Он помолчал, выбил цигарку из неизменного своего вишневого мундштучка и, словно испытывая терпение насторожившихся слушателей, оглядев их всех, сказал:
— Степан Алексеевич Острецов на хутор Костин Кут заявлялся. У давней полюбовницы своей изволил покушать, выпил водки, набрал харчей и ночью же пропал, как сквозь землю провалился. Ясно? Вот тебе, Колечка, и спокойная жизнь. Что ж, по-твоему, этот белогвардейский гад по хуторской шлюхе соскучился? Нет, браток, тут дело посурьезней.
— Откуда же вы узнали о его появлении? — спросил Андрей.
— Сама эта баба утром в сельсовет прибегла и все чисто рассказала: как он постучался до нее после полуночи, как жратву потребовал, как водку хлестал и грозился прикончить ее, ежели она хоть одно слово про него вякнет. К тому же, говорит потаскуха эта, и обличье свое Острецов замаскировал: бороду отрастил чуть ли не до пупка, чтобы на дряхлого старика скидываться, одежонку надел самую что ни на есть завалящую — латка на латке. Имя и фамилию свою и то сменил. Так и сказал полюбовнице: ты, мол, меня не называй Степаном Алексеевичем, я теперь по-другому называюсь, а как — не открылся. По всему видать, и документы у него фальшивые.
— Ничего, найдут, — уверенно сказал Николай Турчак, — от чекистов он никуда не скроется. Обнаружат и арестуют как миленького.
— Да уж точно, — глухо проговорил Плахотин. — Только вот посадят подлеца, а он честного человека за собой потянет.
Длугач нахмурился, повертел недопитый стакан чаю.
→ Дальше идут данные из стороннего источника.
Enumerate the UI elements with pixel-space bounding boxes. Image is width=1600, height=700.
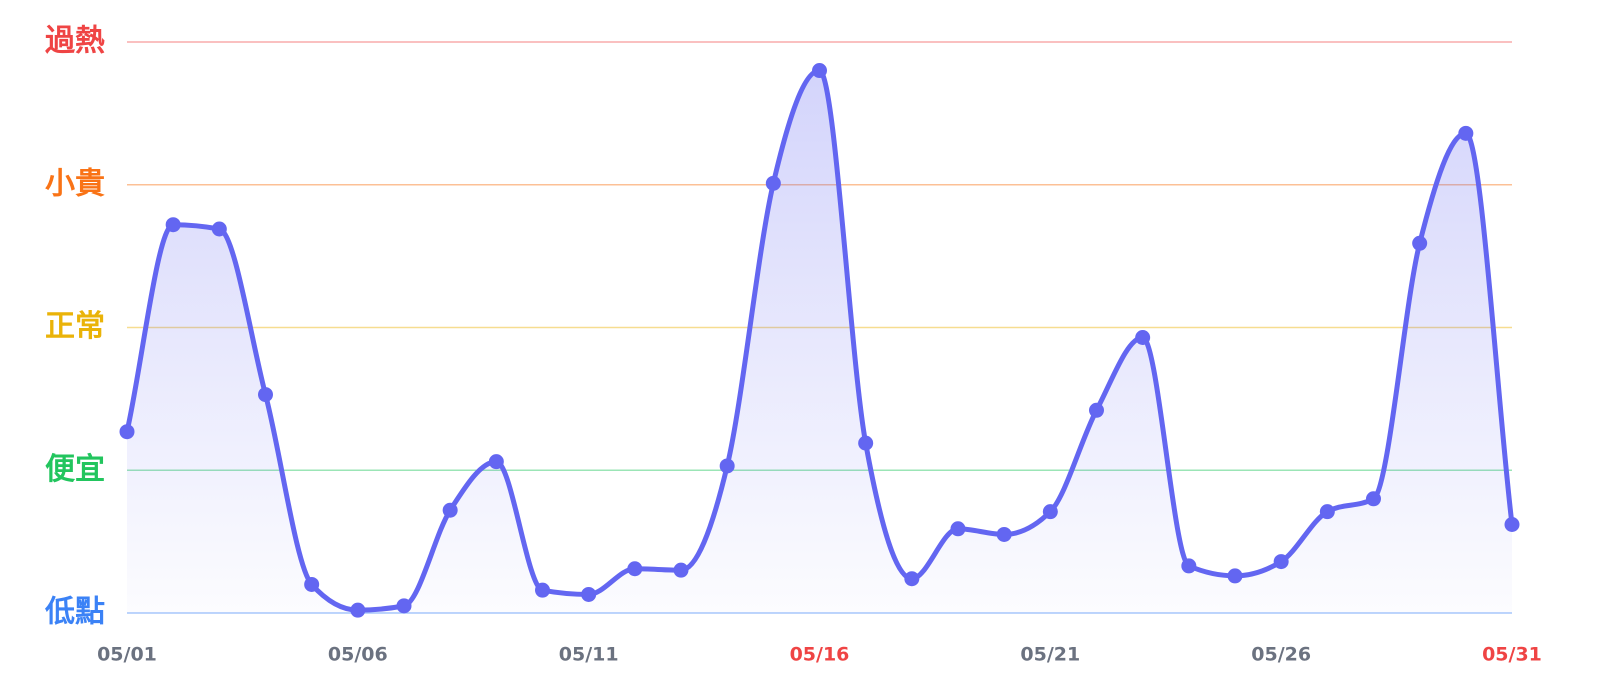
point bbox=[488, 454, 504, 470]
x-tick-label: 05/06 bbox=[328, 644, 388, 666]
x-tick-label: 05/01 bbox=[97, 644, 157, 666]
x-tick-label: 05/31 bbox=[1482, 644, 1542, 666]
point bbox=[581, 586, 597, 602]
point bbox=[904, 571, 920, 587]
y-tick-label: 低點 bbox=[44, 595, 105, 630]
point bbox=[812, 63, 827, 79]
point bbox=[765, 175, 781, 191]
y-tick-label: 過熱 bbox=[45, 24, 105, 59]
point bbox=[350, 602, 366, 618]
point bbox=[1273, 554, 1289, 570]
point bbox=[1412, 235, 1428, 251]
point bbox=[996, 526, 1012, 542]
point bbox=[950, 521, 966, 537]
point bbox=[165, 217, 181, 233]
x-tick-label: 05/11 bbox=[559, 644, 619, 666]
point bbox=[304, 576, 320, 592]
x-tick-label: 05/16 bbox=[790, 644, 850, 666]
point bbox=[673, 562, 689, 578]
y-tick-label: 正常 bbox=[45, 309, 105, 344]
point bbox=[535, 582, 550, 598]
point bbox=[719, 458, 735, 474]
point bbox=[258, 387, 273, 403]
point bbox=[1135, 329, 1151, 345]
x-tick-label: 05/21 bbox=[1020, 644, 1080, 666]
point bbox=[1089, 402, 1104, 418]
y-tick-label: 小貴 bbox=[45, 166, 105, 201]
point bbox=[1458, 125, 1474, 141]
point bbox=[211, 221, 227, 237]
point bbox=[1181, 558, 1197, 574]
point bbox=[119, 424, 135, 440]
point bbox=[442, 502, 458, 518]
point bbox=[396, 598, 412, 614]
x-tick-label: 05/26 bbox=[1251, 644, 1311, 666]
point bbox=[1227, 568, 1243, 584]
point bbox=[1319, 504, 1335, 520]
point bbox=[627, 561, 643, 577]
point bbox=[858, 435, 874, 451]
area bbox=[127, 70, 1512, 614]
point bbox=[1366, 491, 1381, 507]
y-tick-label: 便宜 bbox=[45, 452, 105, 487]
point bbox=[1042, 504, 1058, 520]
point bbox=[1504, 516, 1520, 532]
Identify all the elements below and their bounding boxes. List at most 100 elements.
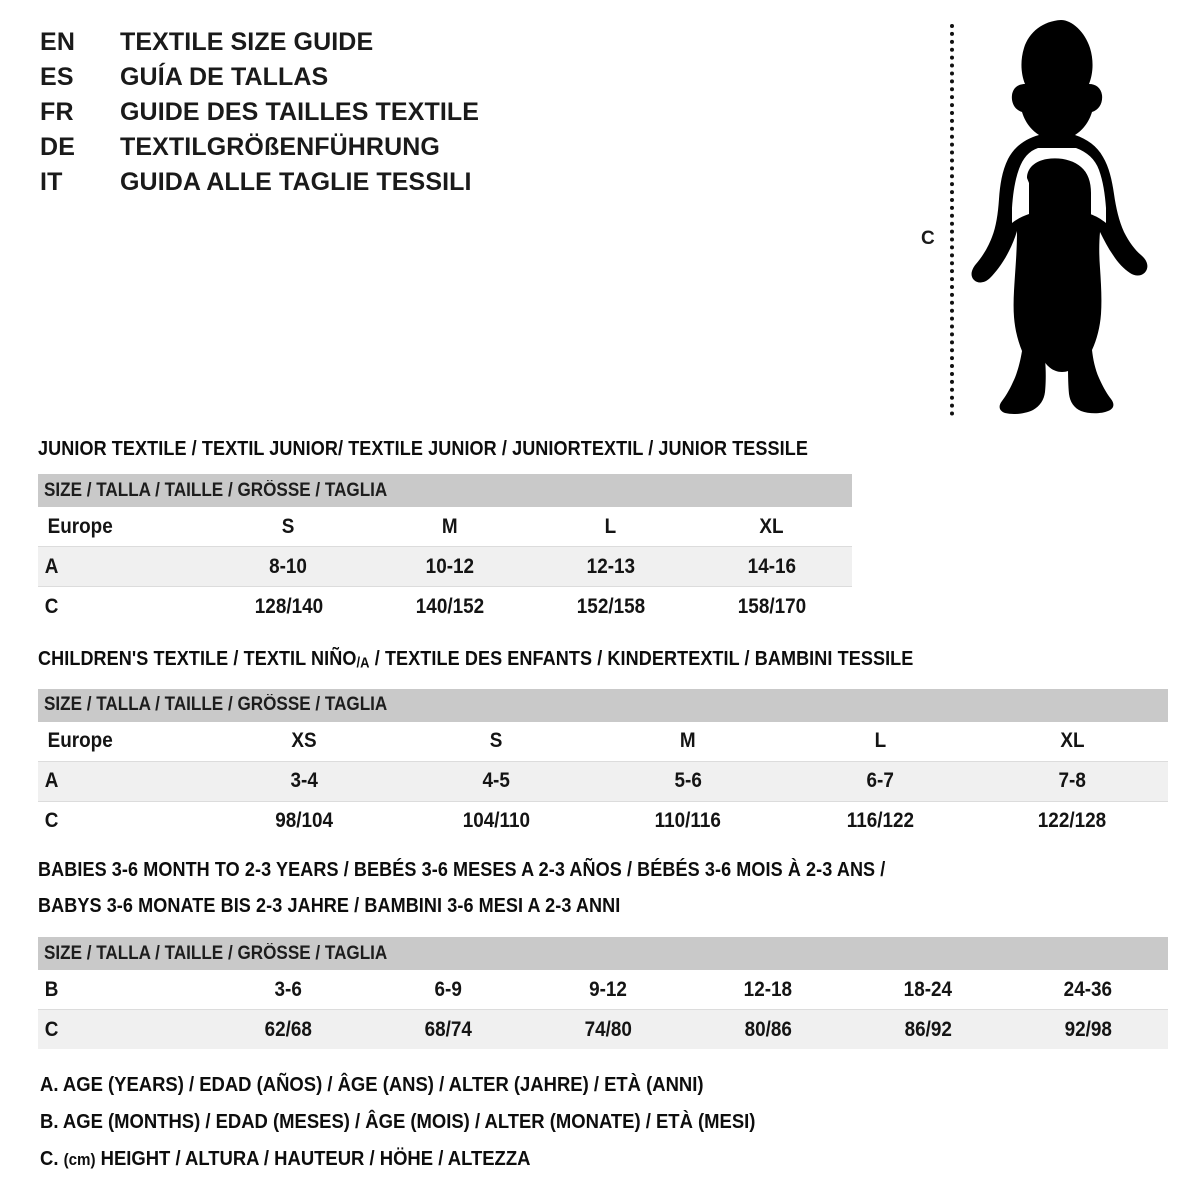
guide-title: GUIDE DES TAILLES TEXTILE (120, 98, 480, 126)
junior-size-table: SIZE / TALLA / TAILLE / GRÖSSE / TAGLIA … (38, 474, 853, 626)
row-label: C (38, 586, 208, 626)
row-label: A (38, 546, 208, 587)
table-row: Europe XS S M L XL (38, 721, 1169, 762)
legend-line-c-rest: HEIGHT / ALTURA / HAUTEUR / HÖHE / ALTEZ… (95, 1147, 531, 1170)
legend-line-c: C. (cm) HEIGHT / ALTURA / HAUTEUR / HÖHE… (40, 1140, 850, 1178)
cell: 68/74 (368, 1009, 528, 1049)
cell: 152/158 (530, 586, 691, 626)
row-label: C (38, 801, 208, 841)
table-row: C 62/68 68/74 74/80 80/86 86/92 92/98 (38, 1009, 1168, 1049)
section-title-children-subscript: /A (356, 655, 370, 672)
cell: 7-8 (976, 761, 1169, 802)
language-row-de: DE TEXTILGRÖßENFÜHRUNG (40, 133, 600, 168)
cell: 110/116 (592, 801, 784, 841)
section-title-children: CHILDREN'S TEXTILE / TEXTIL NIÑO/A / TEX… (38, 644, 1032, 679)
row-label: B (38, 970, 208, 1010)
cell: 6-7 (784, 761, 976, 802)
cell: 158/170 (691, 586, 853, 626)
cell: S (400, 721, 592, 762)
section-title-babies-line1: BABIES 3-6 MONTH TO 2-3 YEARS / BEBÉS 3-… (38, 858, 886, 881)
babies-size-table: SIZE / TALLA / TAILLE / GRÖSSE / TAGLIA … (38, 937, 1168, 1049)
section-junior-textile: JUNIOR TEXTILE / TEXTIL JUNIOR/ TEXTILE … (38, 434, 913, 626)
row-label: Europe (38, 721, 208, 762)
section-title-children-part-b: / TEXTILE DES ENFANTS / KINDERTEXTIL / B… (369, 647, 914, 670)
legend-block: A. AGE (YEARS) / EDAD (AÑOS) / ÂGE (ANS)… (40, 1066, 940, 1178)
section-title-junior: JUNIOR TEXTILE / TEXTIL JUNIOR/ TEXTILE … (38, 437, 808, 460)
height-dotted-line (950, 24, 954, 416)
cell: 74/80 (528, 1009, 688, 1049)
table-row: Europe S M L XL (38, 507, 853, 547)
language-row-es: ES GUÍA DE TALLAS (40, 63, 600, 98)
size-bar-label: SIZE / TALLA / TAILLE / GRÖSSE / TAGLIA (38, 474, 853, 507)
cell: 92/98 (1008, 1009, 1168, 1049)
row-label: A (38, 761, 208, 802)
cell: 10-12 (369, 546, 530, 587)
cell: L (530, 507, 691, 547)
cell: 116/122 (784, 801, 976, 841)
cell: 140/152 (369, 586, 530, 626)
cell: 104/110 (400, 801, 592, 841)
section-babies-textile: BABIES 3-6 MONTH TO 2-3 YEARS / BEBÉS 3-… (38, 855, 1168, 1049)
children-table-header-bar: SIZE / TALLA / TAILLE / GRÖSSE / TAGLIA (38, 688, 1169, 722)
legend-line-a: A. AGE (YEARS) / EDAD (AÑOS) / ÂGE (ANS)… (40, 1073, 704, 1096)
cell: XS (208, 721, 400, 762)
size-bar-label: SIZE / TALLA / TAILLE / GRÖSSE / TAGLIA (38, 937, 1168, 970)
legend-line-c-prefix: C. (40, 1147, 64, 1170)
section-childrens-textile: CHILDREN'S TEXTILE / TEXTIL NIÑO/A / TEX… (38, 644, 1169, 841)
cell: 62/68 (208, 1009, 368, 1049)
legend-line-b: B. AGE (MONTHS) / EDAD (MESES) / ÂGE (MO… (40, 1110, 756, 1133)
table-row: C 128/140 140/152 152/158 158/170 (38, 586, 853, 626)
language-row-it: IT GUIDA ALLE TAGLIE TESSILI (40, 168, 600, 203)
cell: 12-13 (530, 546, 691, 587)
section-title-babies-line2: BABYS 3-6 MONATE BIS 2-3 JAHRE / BAMBINI… (38, 894, 621, 917)
cell: 5-6 (592, 761, 784, 802)
row-label: C (38, 1009, 208, 1049)
row-label: Europe (38, 507, 208, 547)
height-marker-label: C (921, 228, 935, 249)
height-illustration: C (905, 10, 1185, 425)
cell: 3-6 (208, 970, 368, 1010)
language-row-fr: FR GUIDE DES TAILLES TEXTILE (40, 98, 600, 133)
cell: M (592, 721, 784, 762)
cell: XL (976, 721, 1169, 762)
children-size-table: SIZE / TALLA / TAILLE / GRÖSSE / TAGLIA … (38, 688, 1169, 841)
language-code: EN (40, 28, 76, 56)
table-row: B 3-6 6-9 9-12 12-18 18-24 24-36 (38, 970, 1168, 1010)
cell: 6-9 (368, 970, 528, 1010)
guide-title: TEXTILGRÖßENFÜHRUNG (120, 133, 440, 161)
language-code: IT (40, 168, 63, 196)
cell: M (369, 507, 530, 547)
section-title-children-part-a: CHILDREN'S TEXTILE / TEXTIL NIÑO (38, 647, 357, 670)
size-bar-label: SIZE / TALLA / TAILLE / GRÖSSE / TAGLIA (38, 688, 1169, 722)
cell: XL (691, 507, 853, 547)
table-row: A 8-10 10-12 12-13 14-16 (38, 546, 853, 587)
cell: 128/140 (208, 586, 369, 626)
guide-title: GUIDA ALLE TAGLIE TESSILI (120, 168, 472, 196)
cell: S (208, 507, 369, 547)
legend-line-c-unit: (cm) (63, 1150, 96, 1169)
cell: 3-4 (208, 761, 400, 802)
cell: 122/128 (976, 801, 1169, 841)
cell: 18-24 (848, 970, 1008, 1010)
cell: 80/86 (688, 1009, 848, 1049)
cell: L (784, 721, 976, 762)
cell: 8-10 (208, 546, 369, 587)
guide-title: TEXTILE SIZE GUIDE (120, 28, 374, 56)
cell: 24-36 (1008, 970, 1168, 1010)
babies-table-header-bar: SIZE / TALLA / TAILLE / GRÖSSE / TAGLIA (38, 937, 1168, 970)
language-title-list: EN TEXTILE SIZE GUIDE ES GUÍA DE TALLAS … (40, 28, 600, 203)
junior-table-header-bar: SIZE / TALLA / TAILLE / GRÖSSE / TAGLIA (38, 474, 853, 507)
language-code: FR (40, 98, 74, 126)
cell: 4-5 (400, 761, 592, 802)
language-code: DE (40, 133, 76, 161)
language-code: ES (40, 63, 74, 91)
guide-title: GUÍA DE TALLAS (120, 63, 329, 91)
toddler-silhouette-icon (971, 20, 1148, 414)
cell: 98/104 (208, 801, 400, 841)
cell: 12-18 (688, 970, 848, 1010)
cell: 14-16 (691, 546, 853, 587)
language-row-en: EN TEXTILE SIZE GUIDE (40, 28, 600, 63)
cell: 86/92 (848, 1009, 1008, 1049)
cell: 9-12 (528, 970, 688, 1010)
table-row: C 98/104 104/110 110/116 116/122 122/128 (38, 801, 1169, 841)
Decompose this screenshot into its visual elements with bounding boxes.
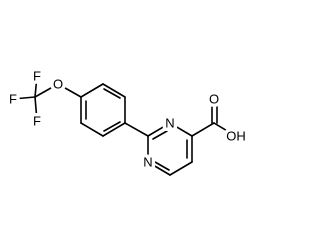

— Не потянет. Прошлогодний январский Пленум ЦК насчет честных людей сказал свое слово. — Он повернулся к Демиду Плахотину: — Мы же с тобой по газете «Правда» вместе решение Пленума изучали.
Андрей не без удивления наблюдал за говорившими. Еще с дней детства он знал, что Илья Длугач и Демид Плахотин, оба коммунисты, были закадычными друзьями, которых водой не разольешь. И вот теперь, это чувствовалось по всему, в чем-то они расходятся.
— Ну а что раскулаченные огнищане пишут? — спросил он. — Я ведь их видел на Дальнем Востоке, и Терпужного и Шелюгина.
— Антон Терпужный одно письмо прислал брату своему Павлу, — сказал Длугач, — пишет, что живы, мол, и здоровы, чего и вам желаем. А Тимоха Шелюгин молчит, как воды в рот набрал.
Андрея интересовала работа огнищанского колхоза, и он спросил у Демида:
— Ну а как трудятся в колхозе наши земляки-огнищане?
— Трудятся, как все, — сказал Демид. — Конечно, в передовые мы еще не вышли, машин у нас маловато. Старые трактора добиваем в полях так, что одно утильсырье от них остается, а новых в МТС почти что не подкидывают. Вот и числится огнищанский колхоз в середнячках.
— А как насчет воровства?
— Бывает и воровство. — Демид вздохнул. — Капитошку Тютина разов несколько на этом деле засекали: то поросенка из свинарника уволокнет, то зерно в голенищах сапог да в штанах до дому таскает. Хотели мы его исключить из колхоза, так он расплакался, ну и пожалели, оставили, только строго наказали, а от начальства эту чертовщину скрыли, иначе не миновать бы ему тюрьмы.